On Fake Photographs Claiming That We Are the Virus

“Venice hasn’t seen clear canal water in a very long time. Dolphins showing up too. Nature just hit the reset button on us.” —Twitter User @Lukalashx

There’s a part of me that finds this compelling,
even though it’s fake. Even when I was in Venice,
watching the glass masters at work, I was captivated
as, behind the demonstration where a seahorse
came to life, another glass-breather took a broom,
swept away the standing water tiding in from the canal.
How otherworldly, to stand at a doorway and watch
a gondola glide down the avenue, feel its wake lap
at your boots. I mean, I assume people have them
like they would if one lived near a swamp. I won’t bore you
with a sunshine gondola ride story. Around that time of the day
in Venice, it must have been seven, eight pm in Suzhou, and the
Yangtze whispered underneath me. Many people know
the feeling of one’s ears catching up to their eyes while traveling
somewhere new. When the river said lanterns I heard stars
stars nestled warmly behind paper walls, peeling back
over waves paved over by the bow of the boat frame,
scissor blades crossing through parchment. When we
look at the water, we are not looking at the sky. We are
looking at what the light plugs in. The waves change
with the twisting of the sun and moon over the continents.
At night, by starlight, the moon reveals the spine that is the riverbed.

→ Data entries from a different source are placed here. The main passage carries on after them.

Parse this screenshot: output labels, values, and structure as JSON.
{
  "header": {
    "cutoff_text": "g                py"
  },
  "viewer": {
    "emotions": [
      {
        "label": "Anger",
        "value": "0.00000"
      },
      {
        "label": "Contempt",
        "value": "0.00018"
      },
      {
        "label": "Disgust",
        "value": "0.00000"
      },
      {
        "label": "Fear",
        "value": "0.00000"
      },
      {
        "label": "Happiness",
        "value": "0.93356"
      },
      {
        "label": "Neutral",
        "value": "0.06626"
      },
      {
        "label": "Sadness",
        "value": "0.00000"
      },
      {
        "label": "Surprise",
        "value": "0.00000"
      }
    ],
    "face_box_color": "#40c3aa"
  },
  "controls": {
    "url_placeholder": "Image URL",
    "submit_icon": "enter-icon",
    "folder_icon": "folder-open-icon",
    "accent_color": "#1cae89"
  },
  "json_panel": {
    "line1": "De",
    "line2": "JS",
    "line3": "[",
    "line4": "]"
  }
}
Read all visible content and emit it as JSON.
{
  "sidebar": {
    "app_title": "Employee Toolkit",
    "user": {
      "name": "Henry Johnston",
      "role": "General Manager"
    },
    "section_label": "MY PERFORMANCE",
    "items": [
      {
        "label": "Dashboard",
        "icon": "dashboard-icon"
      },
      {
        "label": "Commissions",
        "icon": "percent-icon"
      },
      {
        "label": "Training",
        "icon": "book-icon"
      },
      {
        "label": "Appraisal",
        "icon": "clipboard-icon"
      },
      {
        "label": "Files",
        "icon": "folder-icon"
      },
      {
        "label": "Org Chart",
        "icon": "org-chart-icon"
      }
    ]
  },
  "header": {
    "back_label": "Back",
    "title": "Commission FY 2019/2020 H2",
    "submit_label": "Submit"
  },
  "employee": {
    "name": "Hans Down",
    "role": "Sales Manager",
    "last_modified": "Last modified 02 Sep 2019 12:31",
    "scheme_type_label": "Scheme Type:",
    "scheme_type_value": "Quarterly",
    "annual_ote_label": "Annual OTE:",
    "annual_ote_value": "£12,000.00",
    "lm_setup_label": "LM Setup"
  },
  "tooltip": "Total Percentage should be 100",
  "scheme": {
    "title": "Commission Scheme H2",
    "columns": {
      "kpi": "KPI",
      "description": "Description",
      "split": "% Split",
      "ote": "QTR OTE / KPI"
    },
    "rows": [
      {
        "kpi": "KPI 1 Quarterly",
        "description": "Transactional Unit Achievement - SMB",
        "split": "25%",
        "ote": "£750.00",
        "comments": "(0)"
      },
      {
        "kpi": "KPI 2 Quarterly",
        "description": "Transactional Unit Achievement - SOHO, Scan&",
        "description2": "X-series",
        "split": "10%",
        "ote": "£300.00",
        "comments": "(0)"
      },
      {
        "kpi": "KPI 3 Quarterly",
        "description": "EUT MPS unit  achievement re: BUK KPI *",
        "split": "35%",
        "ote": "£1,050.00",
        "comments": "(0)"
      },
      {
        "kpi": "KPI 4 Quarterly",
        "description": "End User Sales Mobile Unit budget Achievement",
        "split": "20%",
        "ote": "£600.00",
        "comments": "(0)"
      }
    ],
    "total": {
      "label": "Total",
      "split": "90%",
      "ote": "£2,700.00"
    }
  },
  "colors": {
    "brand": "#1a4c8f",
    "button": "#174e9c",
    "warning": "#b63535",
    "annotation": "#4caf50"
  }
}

I cannot speak for the river, but believe me when I say
that it will live on long after us, whether humans die by flood,
by disease, by capitalist greed, what have you. Yes, it will be
our own fault. Yes, you’re right, we don’t do enough. No, many of us
have not lived long enough to remember anything else.
But I bet you there are those of us who still remember stones
that ground corn in their slow waltz, mosses with memory
like a sponge soaking up water weeds, treebark holds fingerprints
longer than you might think. We’ve been here longer than we
can ever remember, but one day, after many days of writing
and sounding out the words, eventually you reached to pick a book
off the shelf, saw an ad for it playing on TV, found it sitting on your desk
at school next to a sheet that read Book Report Rubric. when you
opened it there was only one word you understood, the word
that has been with you for as long as you could remember: forget.